BOSTON/CHICAGO: Hundreds of students in Boston and Chicago pulled out of classes on Friday in protests demanding a switch to distance learning as a rise in COVID-19 cases, fueled by Omicron Editions. Efforts to return to in-person education were hampered in the form around United. State.
In Chicago, the nation’s third-largest school district, the walkout came two days after classroom instruction resumed for 340,000 students, a five-day work stoppage by union teachers pushing for tougher COVID-19 safety measures. were useless during
Protesting students said they were dissatisfied with additional health protocols that the teachers’ union agreed to earlier this week, ending their standoff with the Chicago Public Schools (CPS) district and Mayor Lori Lightfoot.
“I think CPS is listening, but I’m not sure they’ll make a change,” Jaden Horton, a junior at Jones College Prep High School, said during a rally at the district headquarters that drew about a thousand students.
After the protest, there was a walkout of the students in various schools of the city.
According to the school district, which serves approximately 52,000 pupils, approximately 600 youth from 11 Boston schools participated in the student walkouts there. Many protesting students later returned to classes, while others took part in peaceful demonstrations and went home.
An online petition launched by Boston High School seniors branding schools a “COVID-19 Breeding Ground” and calling for a distance learning option had collected more than 8,000 signatures as of Friday morning.
The Boston Student Advisory Council, which organized the walkout, posted a series of demands on Twitter, including two weeks of online instruction and more stringent COVID-19 testing for teachers and students.
The latest wave of infections has rekindled the debate over whether to keep schools open, as officials seek to balance fears about the highly contagious Omicron variant with concerns that two years of stop-and-start Children may fall behind academically following instruction. The result has been a patchwork of COVID-19 policies across the country that has left parents feeling exhausted and bewildered https://www.reuters.com/world/us/exhausted-parents-navigate-patchwork-us…,
Ash O’Brien, a 10th grade student at Boston Latin School who left the building with about a dozen others on Friday, said he didn’t feel safe at school.
“I live with two grandparents who are immune-compromised,” he said. “That’s why I don’t want to go to school, risk getting sick and come to their house.”
In a statement, Boston Public Schools said it supports students advocating for their beliefs and vowed to listen to their concerns.

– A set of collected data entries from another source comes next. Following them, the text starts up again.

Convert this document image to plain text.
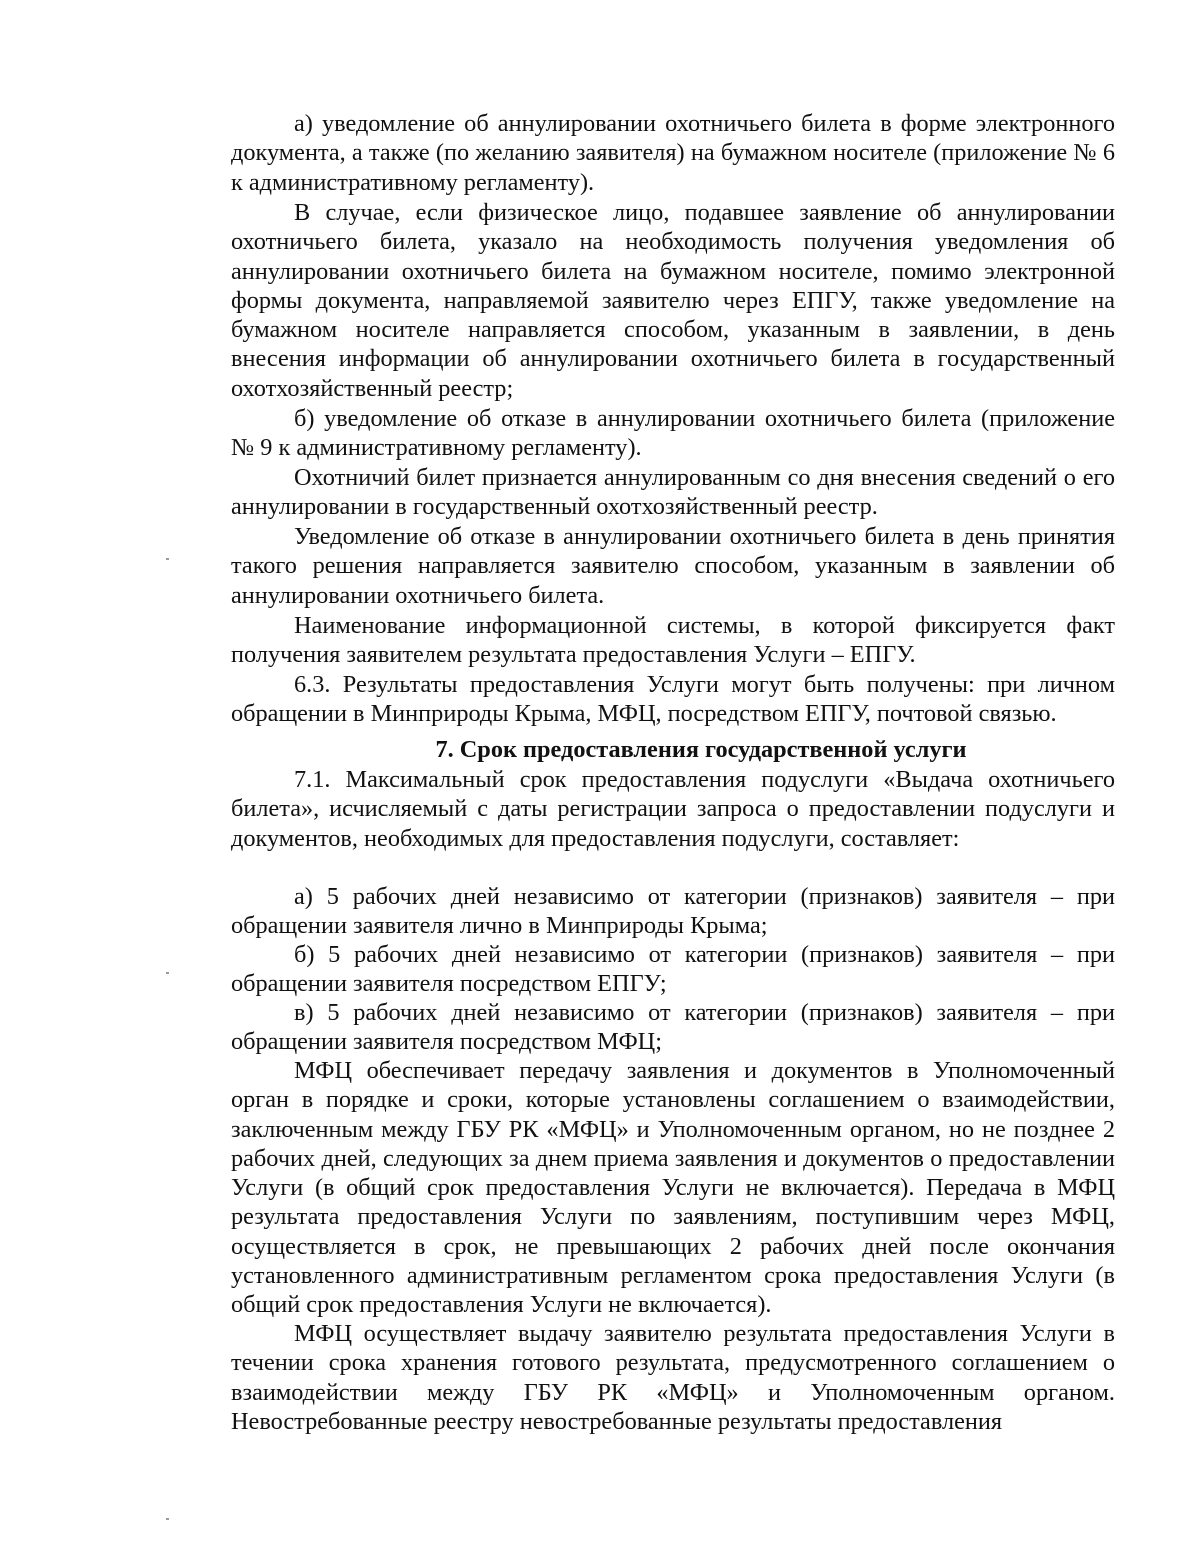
а) уведомление об аннулировании охотничьего билета в форме электронного документа, а также (по желанию заявителя) на бумажном носителе (приложение № 6 к административному регламенту).

В случае, если физическое лицо, подавшее заявление об аннулировании охотничьего билета, указало на необходимость получения уведомления об аннулировании охотничьего билета на бумажном носителе, помимо электронной формы документа, направляемой заявителю через ЕПГУ, также уведомление на бумажном носителе направляется способом, указанным в заявлении, в день внесения информации об аннулировании охотничьего билета в государственный охотхозяйственный реестр;

б) уведомление об отказе в аннулировании охотничьего билета (приложение № 9 к административному регламенту).

Охотничий билет признается аннулированным со дня внесения сведений о его аннулировании в государственный охотхозяйственный реестр.

Уведомление об отказе в аннулировании охотничьего билета в день принятия такого решения направляется заявителю способом, указанным в заявлении об аннулировании охотничьего билета.

Наименование информационной системы, в которой фиксируется факт получения заявителем результата предоставления Услуги – ЕПГУ.

6.3. Результаты предоставления Услуги могут быть получены: при личном обращении в Минприроды Крыма, МФЦ, посредством ЕПГУ, почтовой связью.

7. Срок предоставления государственной услуги

7.1. Максимальный срок предоставления подуслуги «Выдача охотничьего билета», исчисляемый с даты регистрации запроса о предоставлении подуслуги и документов, необходимых для предоставления подуслуги, составляет:

а) 5 рабочих дней независимо от категории (признаков) заявителя – при обращении заявителя лично в Минприроды Крыма;

б) 5 рабочих дней независимо от категории (признаков) заявителя – при обращении заявителя посредством ЕПГУ;

в) 5 рабочих дней независимо от категории (признаков) заявителя – при обращении заявителя посредством МФЦ;

МФЦ обеспечивает передачу заявления и документов в Уполномоченный орган в порядке и сроки, которые установлены соглашением о взаимодействии, заключенным между ГБУ РК «МФЦ» и Уполномоченным органом, но не позднее 2 рабочих дней, следующих за днем приема заявления и документов о предоставлении Услуги (в общий срок предоставления Услуги не включается). Передача в МФЦ результата предоставления Услуги по заявлениям, поступившим через МФЦ, осуществляется в срок, не превышающих 2 рабочих дней после окончания установленного административным регламентом срока предоставления Услуги (в общий срок предоставления Услуги не включается).

МФЦ осуществляет выдачу заявителю результата предоставления Услуги в течении срока хранения готового результата, предусмотренного соглашением о взаимодействии между ГБУ РК «МФЦ» и Уполномоченным органом. Невостребованные реестру невостребованные результаты предоставления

Earlier this week, students from several New York City schools staged a walkout to protest inadequate security measures. Mayor Eric Adams said on Thursday that his administration was considering a temporary distance learning option for the large number of students who were staying at home.
Nearly 5,000 public schools across the country have closed this week for at least one day because of the pandemic, according to Barbio, a website that tracks school disruptions.
The Omicron surge appears to be slowing in areas of the country that were previously affected. In the past week, the average daily number of new cases increased by only 5 percent in the northeastern and southern states, compared to the previous seven-day period, according to a Reuters analysis. In contrast, in the western states, the average number of daily reported infections increased by 89 per cent over the previous week as compared to the previous week.
Overall, the United States is still tallying about 800,000 new infections a day amid a record number of patients hospitalized with COVID-19.
UK study finds more omicron hospitalizations in youngest children, but warns of omicron rise, with South Korea easing the distance slightly in mild cases.